My Favorite Thing Is Monsters has been critically acclaimed. Reviewers for the graphic novel have noted the quality of Ferris's artwork and writing compared to her inexperience in comics publishing. Douglas Wolk of The New York Times said that Ferris has a "portraitist's skill with tiny subtleties of expression and lighting and a New Objectivist's eye for the raw grotesquerie of bodies and their surroundings". The graphic novel has also been received positively by other notable comics artists. Art Spiegelman told The New York Times that Ferris is "one of the most important comics artists of our time" and that she "uses the sketchbook idea as a way to change the grammar and syntax of the comics page". The cover of the novel features praise from Chris Ware and Alison Bechdel.

Paul Tumey of The Comics Journal compared the cross-hatching used to "both vividly delineate detailed forms and evoke a wide palette of emotion" to the work of Robert Crumb and likened the graphic novel to a patchwork quilt he owns, calling it "weird, unique, [and] lovingly crafted from caring and devotion". Oliver Sava of The A.V. Club called it a masterpiece, saying that it stands out against contemporary graphic novels with its "visual splendor, narrative ingenuity, and emotional impact", concluding that "Ferris immediately establishes herself as one of the most exciting, provocative talents in the comics industry". John Powers of NPR said that "for all its stylistic tour-de-forciness, My Favorite Thing Is Monsters is filled with emotion", finding that "every page feels like it's been secreted from the very core of [Ferris's] being".

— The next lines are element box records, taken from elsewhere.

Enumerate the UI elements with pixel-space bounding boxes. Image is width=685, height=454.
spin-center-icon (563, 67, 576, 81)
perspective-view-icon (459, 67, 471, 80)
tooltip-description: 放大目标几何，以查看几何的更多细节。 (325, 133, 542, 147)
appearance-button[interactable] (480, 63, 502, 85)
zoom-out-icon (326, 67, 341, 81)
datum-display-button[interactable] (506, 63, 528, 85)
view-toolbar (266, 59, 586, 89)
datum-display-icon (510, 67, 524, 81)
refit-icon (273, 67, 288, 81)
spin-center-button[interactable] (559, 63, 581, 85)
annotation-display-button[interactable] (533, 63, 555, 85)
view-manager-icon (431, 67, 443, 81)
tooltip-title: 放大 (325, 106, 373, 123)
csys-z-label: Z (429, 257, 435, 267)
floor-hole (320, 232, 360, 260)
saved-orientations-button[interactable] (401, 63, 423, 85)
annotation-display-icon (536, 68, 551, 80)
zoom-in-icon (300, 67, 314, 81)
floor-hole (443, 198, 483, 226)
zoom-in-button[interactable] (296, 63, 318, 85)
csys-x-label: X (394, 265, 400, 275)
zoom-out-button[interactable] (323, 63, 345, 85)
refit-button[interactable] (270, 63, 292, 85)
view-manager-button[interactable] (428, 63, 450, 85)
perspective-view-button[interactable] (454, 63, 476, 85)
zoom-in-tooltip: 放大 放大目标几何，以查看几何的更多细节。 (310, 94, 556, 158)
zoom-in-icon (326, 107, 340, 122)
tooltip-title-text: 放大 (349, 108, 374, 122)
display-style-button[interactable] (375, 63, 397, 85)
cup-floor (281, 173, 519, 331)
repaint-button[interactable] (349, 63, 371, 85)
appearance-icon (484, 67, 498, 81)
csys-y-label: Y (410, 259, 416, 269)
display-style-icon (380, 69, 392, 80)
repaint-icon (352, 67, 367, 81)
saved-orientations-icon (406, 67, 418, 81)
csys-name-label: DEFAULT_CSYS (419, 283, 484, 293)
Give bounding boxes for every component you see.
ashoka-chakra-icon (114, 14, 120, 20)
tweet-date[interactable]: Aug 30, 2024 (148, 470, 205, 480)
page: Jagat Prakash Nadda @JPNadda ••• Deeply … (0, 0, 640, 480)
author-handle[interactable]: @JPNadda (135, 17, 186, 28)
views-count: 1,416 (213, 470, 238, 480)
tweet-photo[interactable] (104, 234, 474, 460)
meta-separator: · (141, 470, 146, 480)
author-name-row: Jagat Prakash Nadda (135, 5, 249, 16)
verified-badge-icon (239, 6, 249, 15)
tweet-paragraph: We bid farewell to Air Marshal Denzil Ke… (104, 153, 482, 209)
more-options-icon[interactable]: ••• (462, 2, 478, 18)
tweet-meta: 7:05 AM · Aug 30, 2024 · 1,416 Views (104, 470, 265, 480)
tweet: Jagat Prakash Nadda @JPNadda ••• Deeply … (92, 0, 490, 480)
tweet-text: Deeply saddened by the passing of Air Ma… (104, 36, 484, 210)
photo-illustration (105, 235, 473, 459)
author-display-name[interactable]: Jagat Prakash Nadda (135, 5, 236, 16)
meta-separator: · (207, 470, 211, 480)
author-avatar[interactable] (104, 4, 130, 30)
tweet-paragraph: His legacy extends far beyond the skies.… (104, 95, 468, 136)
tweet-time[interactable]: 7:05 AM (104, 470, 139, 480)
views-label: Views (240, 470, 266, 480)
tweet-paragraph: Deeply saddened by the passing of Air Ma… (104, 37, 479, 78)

My Favorite Thing Is Monsters has charted on the Publishers Weekly graphic novel bestseller list. The work garnered three nominations at the 2017 Ignatz Awards—Outstanding Artist, Outstanding Graphic Novel, and Outstanding Story—winning Outstanding Artist and Outstanding Graphic Novel. The novel was nominated for five 2018 Eisner Awards: Best Graphic Album–New, Best Writer/Artist, Best Coloring, Best Lettering, and Best Publication Design. It won Best Graphic Album–New, Best Writer/Artist, and Best Coloring. It was also nominated for a Hugo Award for Best Graphic Story in 2018. The work won a Division Award from the National Cartoonists Society for Graphic Novels. It also won in the category LGBTQ Graphic Novel at the 30th Lambda Literary Awards in 2018. The French edition won the ACBD's Prix de la critique 2019 as well as the Fauve D'Or at the 2019 Angoulême International Comics Festival. The graphic novel has been considered by many critics as one of the best of 2017, including at The New York Times, Publishers Weekly, Comic Book Resources, The A.V. Club, and The Comics Journal. In a tabulation of 136 "Best Comics of 2017" lists, My Favorite Thing Is Monsters received the most mentions.

Ferris's freebie for Free Comic Book Day, Our Favorite Thing Is My Favorite Thing Is Monsters, won the 2020 Eisner Award for "Best Single Issue/One-Shot".